Not so, said Rural Development’s deputy director for information management, Thembinkosi Jiyane. “I don’t know how [the 9.4-million figure] got there”.

Jiyane told Africa Check that between 1994 and December 2013, 4.2-million hectares of land was transferred through government’s redistribution programme; and 3.08-million hectares was subject to restitution. That is a total of 7.329-million hectares.

The Minister of Rural Development and Land Reform, Gugile Nkwinti, told the South African parliament in February last year that by January 2013 about 4.1-million hectares had been redistributed and about 1.4-million hectares had been dealt with as part of the restitution programme.

That's a total of 5.5-million hectares. Was a further 1,8-million hectares redistributed and dealt with by December 2013?

Contradictory figures


Pressed to explain the disparity between the numbers, Ramaila later said the 9.4-million figure had actually been sourced from the Department of Performance Monitoring’s rural progress reports, not directly from the Department of Rural Development.

And she suggested that the Department of Rural Development figures were outdated, claiming that the “7.3-million hectare mark was already surpassed by September 2012.”

We went back to Rural Development’s spokesperson, Linda Page, and asked her if Ramaila’s claim was true. Her response was blunt. “I am not saying anything. I do not have an opinion. That’s it. We have given you the figures that we know. Those are the figures that we have.”

She later sent a text message to Africa Check’s researcher saying she was attempting to verify the figures and establish if there were any “discrepancies”. That was on Wednesday.
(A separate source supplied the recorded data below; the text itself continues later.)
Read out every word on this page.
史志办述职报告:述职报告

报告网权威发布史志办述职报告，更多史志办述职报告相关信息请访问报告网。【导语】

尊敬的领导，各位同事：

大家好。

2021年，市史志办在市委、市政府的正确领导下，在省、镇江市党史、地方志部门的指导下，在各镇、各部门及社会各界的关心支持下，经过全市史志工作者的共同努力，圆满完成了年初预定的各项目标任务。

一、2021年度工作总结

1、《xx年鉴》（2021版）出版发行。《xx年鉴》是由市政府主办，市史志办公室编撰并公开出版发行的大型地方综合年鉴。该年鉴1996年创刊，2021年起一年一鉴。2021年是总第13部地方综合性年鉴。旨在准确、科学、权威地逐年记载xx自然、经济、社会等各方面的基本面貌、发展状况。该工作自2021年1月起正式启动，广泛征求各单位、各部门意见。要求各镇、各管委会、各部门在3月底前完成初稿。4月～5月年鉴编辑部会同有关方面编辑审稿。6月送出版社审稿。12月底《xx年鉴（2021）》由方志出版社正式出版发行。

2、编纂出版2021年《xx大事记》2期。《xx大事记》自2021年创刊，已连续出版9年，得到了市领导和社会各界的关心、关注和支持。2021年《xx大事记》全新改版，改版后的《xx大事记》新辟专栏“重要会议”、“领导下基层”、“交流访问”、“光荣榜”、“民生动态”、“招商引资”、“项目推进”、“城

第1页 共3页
We are still waiting for a response and will update this report when, and if, we get it.

Conclusion: Worrying confusion shrouds land reform figures


Clearly Zuma contradicted himself, but more worrying is the confusion over the numbers in the Presidency and the Department of Rural Development.  Have 9.4-million hectares of land been redistributed or 7.6-million? Neither appear to know for sure.

It took ten days for Rural Development to provide Africa Check with their figures. Given the critical importance of land reform in South Africa, it is the kind of information that should be accurate, up-to-date and at their fingertips.